Aus Kunstwerken zum Krimi

Esther Pauchard findet in eben diesen von den Mitarbeitern ausgewählten Werken Inspiration für Mord und Totschlag. Ist vielleicht der junge Mann mit dem Stein der Mörder? Wird der Felsen zum Mordwerkzeug?

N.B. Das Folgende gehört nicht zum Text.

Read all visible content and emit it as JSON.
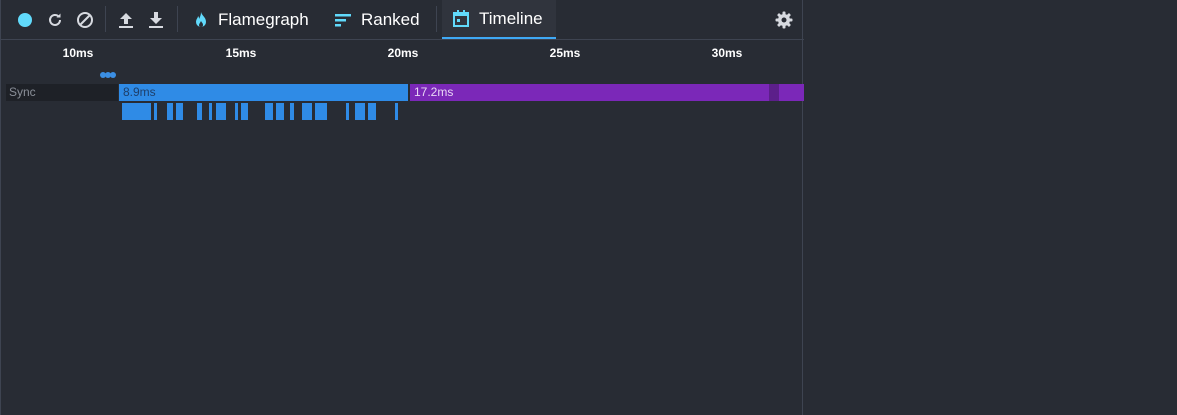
{
  "toolbar": {
    "record_icon": "record-dot-icon",
    "reload_icon": "reload-icon",
    "clear_icon": "clear-icon",
    "upload_icon": "upload-icon",
    "download_icon": "download-icon",
    "settings_icon": "gear-icon",
    "tabs": [
      {
        "label": "Flamegraph",
        "icon": "flame-icon",
        "active": false
      },
      {
        "label": "Ranked",
        "icon": "ranked-icon",
        "active": false
      },
      {
        "label": "Timeline",
        "icon": "calendar-icon",
        "active": true
      }
    ]
  },
  "timeline": {
    "ticks": [
      "10ms",
      "15ms",
      "20ms",
      "25ms",
      "30ms"
    ],
    "lane_label": "Sync",
    "bars": [
      {
        "label": "8.9ms",
        "color": "#2f8be6"
      },
      {
        "label": "17.2ms",
        "color": "#7b28b8"
      }
    ]
  },
  "colors": {
    "background": "#282c34",
    "accent": "#3fa9f5",
    "render_blue": "#2f8be6",
    "commit_purple": "#7b28b8"
  }
}
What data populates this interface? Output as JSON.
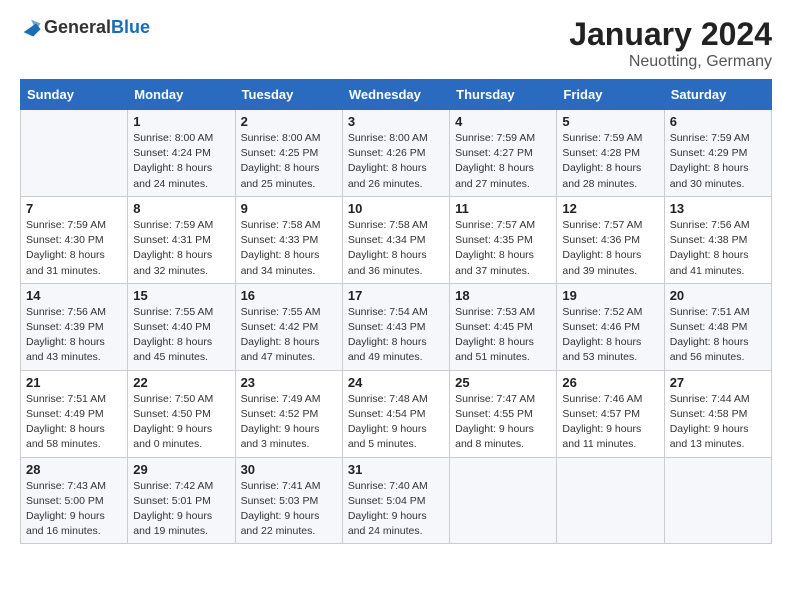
{
  "logo": {
    "text_general": "General",
    "text_blue": "Blue"
  },
  "title": "January 2024",
  "subtitle": "Neuotting, Germany",
  "weekdays": [
    "Sunday",
    "Monday",
    "Tuesday",
    "Wednesday",
    "Thursday",
    "Friday",
    "Saturday"
  ],
  "weeks": [
    [
      {
        "day": "",
        "sunrise": "",
        "sunset": "",
        "daylight": ""
      },
      {
        "day": "1",
        "sunrise": "Sunrise: 8:00 AM",
        "sunset": "Sunset: 4:24 PM",
        "daylight": "Daylight: 8 hours and 24 minutes."
      },
      {
        "day": "2",
        "sunrise": "Sunrise: 8:00 AM",
        "sunset": "Sunset: 4:25 PM",
        "daylight": "Daylight: 8 hours and 25 minutes."
      },
      {
        "day": "3",
        "sunrise": "Sunrise: 8:00 AM",
        "sunset": "Sunset: 4:26 PM",
        "daylight": "Daylight: 8 hours and 26 minutes."
      },
      {
        "day": "4",
        "sunrise": "Sunrise: 7:59 AM",
        "sunset": "Sunset: 4:27 PM",
        "daylight": "Daylight: 8 hours and 27 minutes."
      },
      {
        "day": "5",
        "sunrise": "Sunrise: 7:59 AM",
        "sunset": "Sunset: 4:28 PM",
        "daylight": "Daylight: 8 hours and 28 minutes."
      },
      {
        "day": "6",
        "sunrise": "Sunrise: 7:59 AM",
        "sunset": "Sunset: 4:29 PM",
        "daylight": "Daylight: 8 hours and 30 minutes."
      }
    ],
    [
      {
        "day": "7",
        "sunrise": "Sunrise: 7:59 AM",
        "sunset": "Sunset: 4:30 PM",
        "daylight": "Daylight: 8 hours and 31 minutes."
      },
      {
        "day": "8",
        "sunrise": "Sunrise: 7:59 AM",
        "sunset": "Sunset: 4:31 PM",
        "daylight": "Daylight: 8 hours and 32 minutes."
      },
      {
        "day": "9",
        "sunrise": "Sunrise: 7:58 AM",
        "sunset": "Sunset: 4:33 PM",
        "daylight": "Daylight: 8 hours and 34 minutes."
      },
      {
        "day": "10",
        "sunrise": "Sunrise: 7:58 AM",
        "sunset": "Sunset: 4:34 PM",
        "daylight": "Daylight: 8 hours and 36 minutes."
      },
      {
        "day": "11",
        "sunrise": "Sunrise: 7:57 AM",
        "sunset": "Sunset: 4:35 PM",
        "daylight": "Daylight: 8 hours and 37 minutes."
      },
      {
        "day": "12",
        "sunrise": "Sunrise: 7:57 AM",
        "sunset": "Sunset: 4:36 PM",
        "daylight": "Daylight: 8 hours and 39 minutes."
      },
      {
        "day": "13",
        "sunrise": "Sunrise: 7:56 AM",
        "sunset": "Sunset: 4:38 PM",
        "daylight": "Daylight: 8 hours and 41 minutes."
      }
    ],
    [
      {
        "day": "14",
        "sunrise": "Sunrise: 7:56 AM",
        "sunset": "Sunset: 4:39 PM",
        "daylight": "Daylight: 8 hours and 43 minutes."
      },
      {
        "day": "15",
        "sunrise": "Sunrise: 7:55 AM",
        "sunset": "Sunset: 4:40 PM",
        "daylight": "Daylight: 8 hours and 45 minutes."
      },
      {
        "day": "16",
        "sunrise": "Sunrise: 7:55 AM",
        "sunset": "Sunset: 4:42 PM",
        "daylight": "Daylight: 8 hours and 47 minutes."
      },
      {
        "day": "17",
        "sunrise": "Sunrise: 7:54 AM",
        "sunset": "Sunset: 4:43 PM",
        "daylight": "Daylight: 8 hours and 49 minutes."
      },
      {
        "day": "18",
        "sunrise": "Sunrise: 7:53 AM",
        "sunset": "Sunset: 4:45 PM",
        "daylight": "Daylight: 8 hours and 51 minutes."
      },
      {
        "day": "19",
        "sunrise": "Sunrise: 7:52 AM",
        "sunset": "Sunset: 4:46 PM",
        "daylight": "Daylight: 8 hours and 53 minutes."
      },
      {
        "day": "20",
        "sunrise": "Sunrise: 7:51 AM",
        "sunset": "Sunset: 4:48 PM",
        "daylight": "Daylight: 8 hours and 56 minutes."
      }
    ],
    [
      {
        "day": "21",
        "sunrise": "Sunrise: 7:51 AM",
        "sunset": "Sunset: 4:49 PM",
        "daylight": "Daylight: 8 hours and 58 minutes."
      },
      {
        "day": "22",
        "sunrise": "Sunrise: 7:50 AM",
        "sunset": "Sunset: 4:50 PM",
        "daylight": "Daylight: 9 hours and 0 minutes."
      },
      {
        "day": "23",
        "sunrise": "Sunrise: 7:49 AM",
        "sunset": "Sunset: 4:52 PM",
        "daylight": "Daylight: 9 hours and 3 minutes."
      },
      {
        "day": "24",
        "sunrise": "Sunrise: 7:48 AM",
        "sunset": "Sunset: 4:54 PM",
        "daylight": "Daylight: 9 hours and 5 minutes."
      },
      {
        "day": "25",
        "sunrise": "Sunrise: 7:47 AM",
        "sunset": "Sunset: 4:55 PM",
        "daylight": "Daylight: 9 hours and 8 minutes."
      },
      {
        "day": "26",
        "sunrise": "Sunrise: 7:46 AM",
        "sunset": "Sunset: 4:57 PM",
        "daylight": "Daylight: 9 hours and 11 minutes."
      },
      {
        "day": "27",
        "sunrise": "Sunrise: 7:44 AM",
        "sunset": "Sunset: 4:58 PM",
        "daylight": "Daylight: 9 hours and 13 minutes."
      }
    ],
    [
      {
        "day": "28",
        "sunrise": "Sunrise: 7:43 AM",
        "sunset": "Sunset: 5:00 PM",
        "daylight": "Daylight: 9 hours and 16 minutes."
      },
      {
        "day": "29",
        "sunrise": "Sunrise: 7:42 AM",
        "sunset": "Sunset: 5:01 PM",
        "daylight": "Daylight: 9 hours and 19 minutes."
      },
      {
        "day": "30",
        "sunrise": "Sunrise: 7:41 AM",
        "sunset": "Sunset: 5:03 PM",
        "daylight": "Daylight: 9 hours and 22 minutes."
      },
      {
        "day": "31",
        "sunrise": "Sunrise: 7:40 AM",
        "sunset": "Sunset: 5:04 PM",
        "daylight": "Daylight: 9 hours and 24 minutes."
      },
      {
        "day": "",
        "sunrise": "",
        "sunset": "",
        "daylight": ""
      },
      {
        "day": "",
        "sunrise": "",
        "sunset": "",
        "daylight": ""
      },
      {
        "day": "",
        "sunrise": "",
        "sunset": "",
        "daylight": ""
      }
    ]
  ]
}
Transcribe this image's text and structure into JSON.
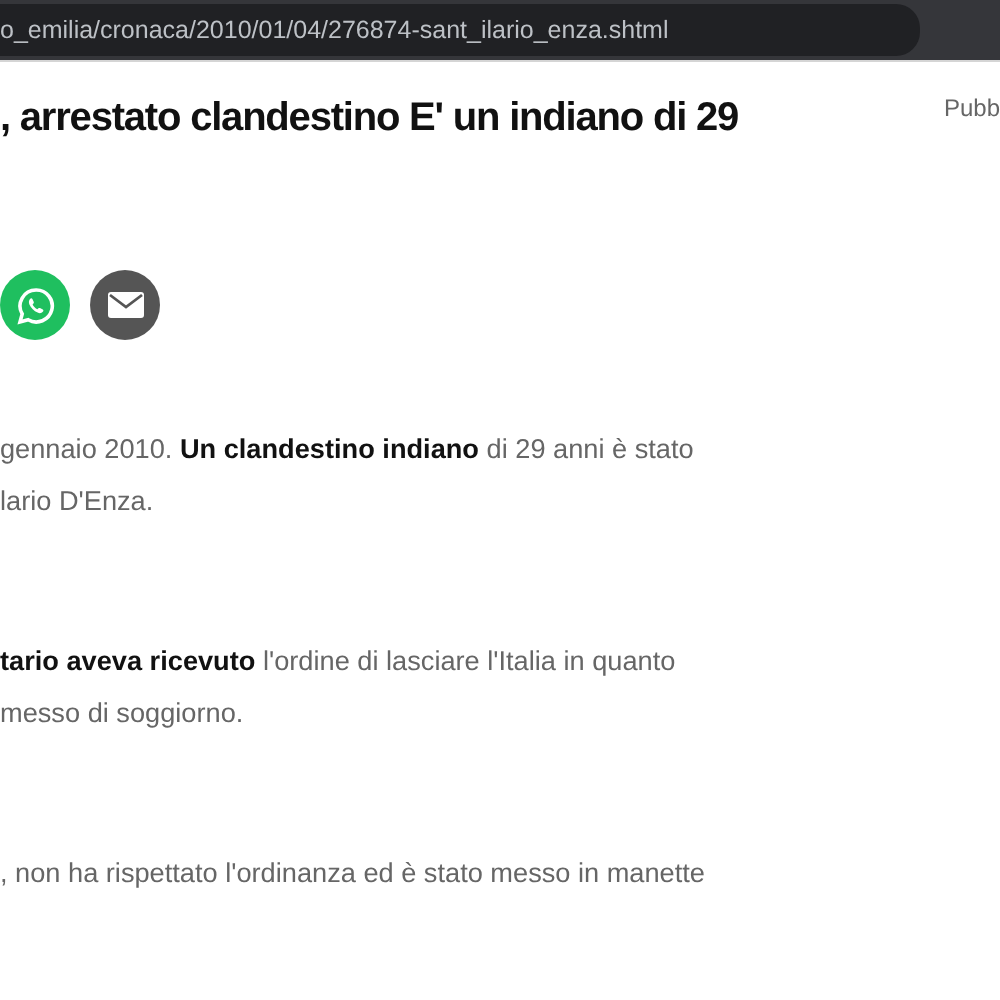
{
  "address_bar": {
    "url": "o_emilia/cronaca/2010/01/04/276874-sant_ilario_enza.shtml"
  },
  "article": {
    "title": ", arrestato clandestino E' un indiano di 29",
    "published_label": "Pubb",
    "share_buttons": [
      {
        "kind": "whatsapp"
      },
      {
        "kind": "email"
      }
    ],
    "paragraphs": [
      "gennaio 2010. **Un clandestino indiano** di 29 anni è stato\nlario D'Enza.",
      "**tario aveva ricevuto** l'ordine di lasciare l'Italia in quanto\nmesso di soggiorno.",
      ", non ha rispettato l'ordinanza ed è stato messo in manette"
    ]
  }
}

Unzählige Wanderer kennen die friedlichen Blumenwiesen rund um den Niesen, präparierte Wege und gutes Wetter. Doch Kassandra Berger und Kerstin Lindner philosophieren auf ihrer Wanderung Düsteres – passend zur mit Heidelbeersaft präparierten Fotografie von George Steinmann: «…Hier regiert die Natur, der Berg – und der Berg hat etwas Unverrückbares, Grausames an sich. Hier überleben nur die Starken.» Kerstin prustete. «Ist das nicht gar dramatisch? Nur weil du ausser Puste bist?» Ich liess mich nicht beirren. «Hier oben ist die menschliche Zivilisation nur ein dünner Firnis auf der Urgewalt der Natur, der Elemente. Wir sind ganz auf uns gestellt. Dies ist ein archaischer Ort und seine Kraft hat einen starken Einfluss auf uns, verändert uns. Hier kann vieles passieren.»

Und es wird etwas passieren! Ihren Spezial-Krimi rund um den Niesen liest die Thuner Autorin exklusiv am Abend der Eröffnung am 11. Oktober 2018 im Bergrestaurant. Ein regionales- und saisonales 3-Gang-Menü begleitet die Lesung. Eine Publikation ist in Vorbereitung.